On partygate Geidt is clear, the fixed penalty notice Johnson received has raised “a legitimate question” as to whether it might have constituted a “breach of the overarching duty within the Ministerial Code of complying with the law”.
He makes an obvious point about the adviser’s role:
“I have attempted to avoid the Independent Adviser offering advice to a Prime Minister about a Prime Minister’s obligations under his own Ministerial Code. If a Prime Minister’s judgement is that there is nothing to investigate or no case to answer, he would be bound to reject any such advice, thus forcing the resignation of the Independent Adviser. Such a circular process could only risk placing the Ministerial Code in a place of ridicule.”
Who can hold the prime minister to account?
The committee on standards in public life provide a balanced report, suggesting the sitting prime minister relinquishes the power to appoint his own regulator or determine which breaches of the ministerial code are to be investigated. In return, they proposed a more modest graduated system of penalties imposed by a genuinely independent regulator. Johnson has, as usual, cherry picked the report to water down possible sanctions while failing to give up any powers at all.
Who can hold him to account? The boy who wanted to be ‘world king’ seems to think he occupies the same position as an elected head of state. In the new foreword he says:
“As the Leader of Her Majesty’s Government, my accountability is to Parliament and, via the ballot box, to the British people.”
As more and more Conservative MPs come out against him, it is starting to look as if parliamentarians will have the chance to hold him to account. If they fail, it’s up to you and me – in a year or two.
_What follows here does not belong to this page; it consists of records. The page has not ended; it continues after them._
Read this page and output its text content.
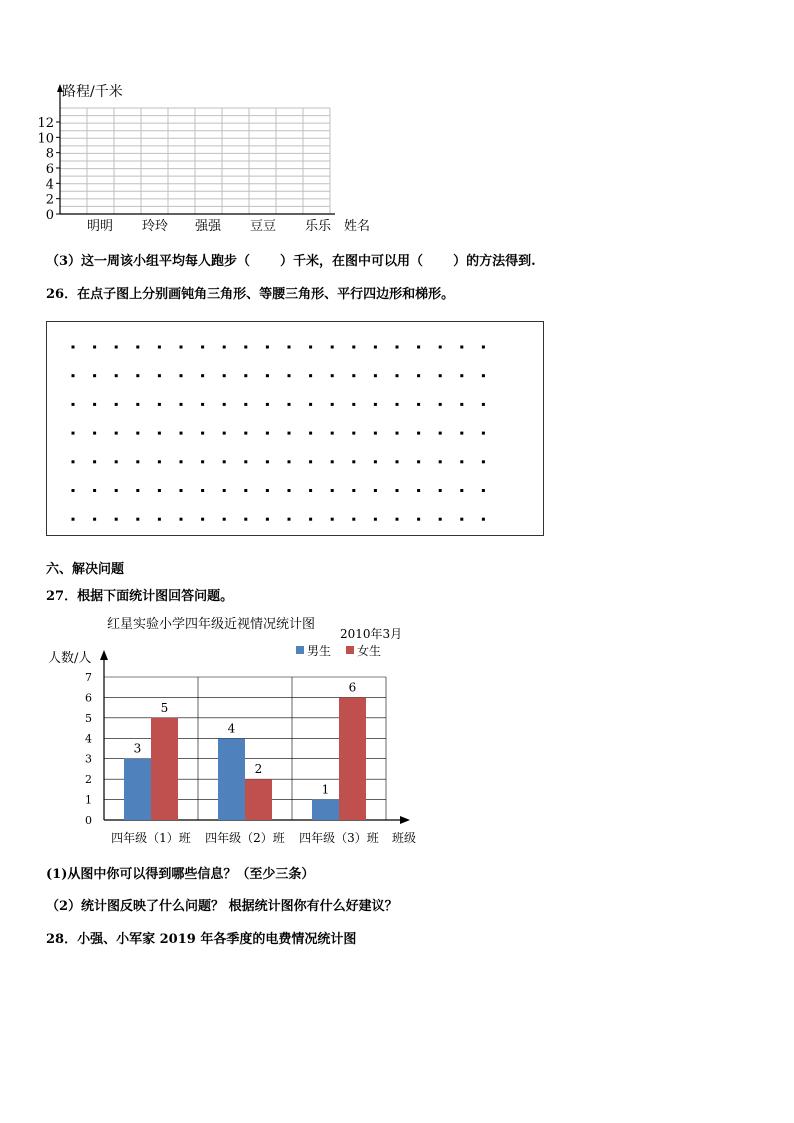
路程/千米
0
2
4
6
8
10
12
明明 玲玲 强强 豆豆 乐乐 姓名
（3）这一周该小组平均每人跑步（ ）千米，在图中可以用（ ）的方法得到.
26．在点子图上分别画钝角三角形、等腰三角形、平行四边形和梯形。
六、解决问题
27．根据下面统计图回答问题。
红星实验小学四年级近视情况统计图
2010年3月
人数/人	男生 女生
0
1
2
3
4
5
6
7
3
5
四年级（1）班
4
2
四年级（2）班
1
6
四年级（3）班 班级
(1)从图中你可以得到哪些信息？（至少三条）
（2）统计图反映了什么问题？ 根据统计图你有什么好建议？
28．小强、小军家 2019 年各季度的电费情况统计图
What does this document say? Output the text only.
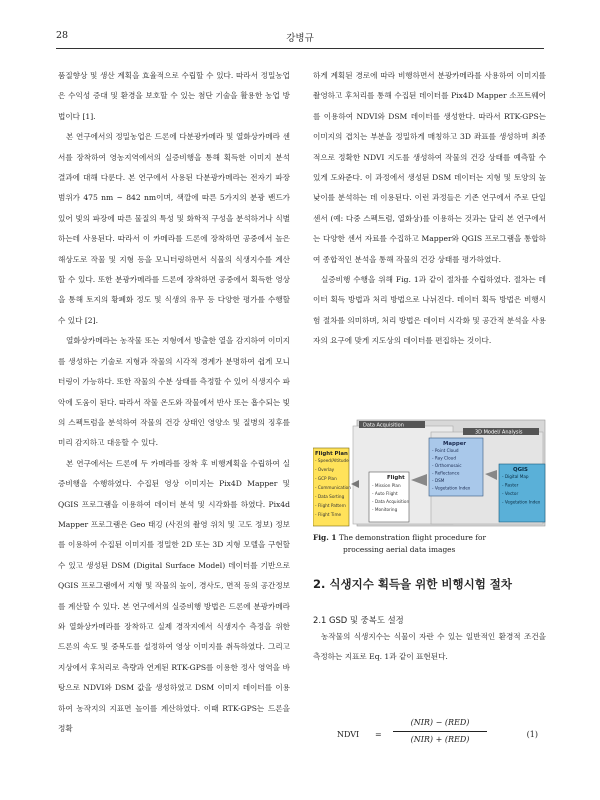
28	강병규

품질향상 및 생산 계획을 효율적으로 수립할 수 있다. 따라서 정밀농업은 수익성 증대 및 환경을 보호할 수 있는 첨단 기술을 활용한 농업 방법이다 [1].

본 연구에서의 정밀농업은 드론에 다분광카메라 및 열화상카메라 센서를 장착하여 영농지역에서의 실증비행을 통해 획득한 이미지 분석 결과에 대해 다룬다. 본 연구에서 사용된 다분광카메라는 전자기 파장 범위가 475 nm ~ 842 nm이며, 색깔에 따른 5가지의 분광 밴드가 있어 빛의 파장에 따른 물질의 특성 및 화학적 구성을 분석하거나 식별하는데 사용된다. 따라서 이 카메라를 드론에 장착하면 공중에서 높은 해상도로 작물 및 지형 등을 모니터링하면서 식물의 식생지수를 계산할 수 있다. 또한 분광카메라를 드론에 장착하면 공중에서 획득한 영상을 통해 토지의 황폐화 정도 및 식생의 유무 등 다양한 평가를 수행할 수 있다 [2].

열화상카메라는 농작물 또는 지형에서 방출한 열을 감지하여 이미지를 생성하는 기술로 지형과 작물의 시각적 경계가 분명하여 쉽게 모니터링이 가능하다. 또한 작물의 수분 상태를 측정할 수 있어 식생지수 파악에 도움이 된다. 따라서 작물 온도와 작물에서 반사 또는 흡수되는 빛의 스펙트럼을 분석하여 작물의 건강 상태인 영양소 및 질병의 징후를 미리 감지하고 대응할 수 있다.

본 연구에서는 드론에 두 카메라를 장착 후 비행계획을 수립하여 실증비행을 수행하였다. 수집된 영상 이미지는 Pix4D Mapper 및 QGIS 프로그램을 이용하여 데이터 분석 및 시각화를 하였다. Pix4d Mapper 프로그램은 Geo 태깅 (사진의 촬영 위치 및 고도 정보) 정보를 이용하여 수집된 이미지를 정밀한 2D 또는 3D 지형 모델을 구현할 수 있고 생성된 DSM (Digital Surface Model) 데이터를 기반으로 QGIS 프로그램에서 지형 및 작물의 높이, 경사도, 면적 등의 공간정보를 계산할 수 있다. 본 연구에서의 실증비행 방법은 드론에 분광카메라와 열화상카메라를 장착하고 실제 경작지에서 식생지수 측정을 위한 드론의 속도 및 중복도를 설정하여 영상 이미지를 취득하였다. 그리고 지상에서 후처리로 측량과 연계된 RTK-GPS를 이용한 정사 영역을 바탕으로 NDVI와 DSM 값을 생성하였고 DSM 이미지 데이터를 이용하여 농작지의 지표면 높이를 계산하였다. 이때 RTK-GPS는 드론을 정확

하게 계획된 경로에 따라 비행하면서 분광카메라를 사용하여 이미지를 촬영하고 후처리를 통해 수집된 데이터를 Pix4D Mapper 소프트웨어를 이용하여 NDVI와 DSM 데이터를 생성한다. 따라서 RTK-GPS는 이미지의 겹치는 부분을 정밀하게 매칭하고 3D 좌표를 생성하며 최종적으로 정확한 NDVI 지도를 생성하여 작물의 건강 상태를 예측할 수 있게 도와준다. 이 과정에서 생성된 DSM 데이터는 지형 및 토양의 높낮이를 분석하는 데 이용된다. 이런 과정들은 기존 연구에서 주로 단일 센서 (예: 다중 스펙트럼, 열화상)를 이용하는 것과는 달리 본 연구에서는 다양한 센서 자료를 수집하고 Mapper와 QGIS 프로그램을 통합하여 종합적인 분석을 통해 작물의 건강 상태를 평가하였다.

실증비행 수행을 위해 Fig. 1과 같이 절차를 수립하였다. 절차는 데이터 획득 방법과 처리 방법으로 나뉘진다. 데이터 획득 방법은 비행시험 절차를 의미하며, 처리 방법은 데이터 시각화 및 공간적 분석을 사용자의 요구에 맞게 지도상의 데이터를 편집하는 것이다.

Data Acquisition
3D Model/ Analysis
Flight Plan
- Speed/Altitude
- Overlay
- GCP Plan
- Communication
- Data Sorting
- Flight Pattern
- Flight Time
Flight
- Mission Plan
- Auto Flight
- Data Acquisition
- Monitoring
Mapper
- Point Cloud
- Ray Cloud
- Orthomosaic
- Reflectance
- DSM
- Vegetation Index
QGIS
- Digital Map
- Raster
- Vector
- Vegetation Index
Fig. 1 The demonstration flight procedure for
processing aerial data images
2. 식생지수 획득을 위한 비행시험 절차
2.1 GSD 및 중복도 설정

농작물의 식생지수는 식물이 자란 수 있는 일반적인 환경적 조건을 측정하는 지표로 Eq. 1과 같이 표현된다.

NDVI =
(NIR) − (RED)
(NIR) + (RED)
(1)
We shouldn’t forget by the way, that Lord Evans’ committee sat and wrote their report well before the Owen Paterson debacle and before The Daily Mirror and ITV broke the partygate scandal. We now know Johnson tried to spring a corrupt MP, presided over mass law breaking in Downing Street, and lied repeatedly in parliament.
One wonders what the next report of the committee on standards in public life will have to say about it all.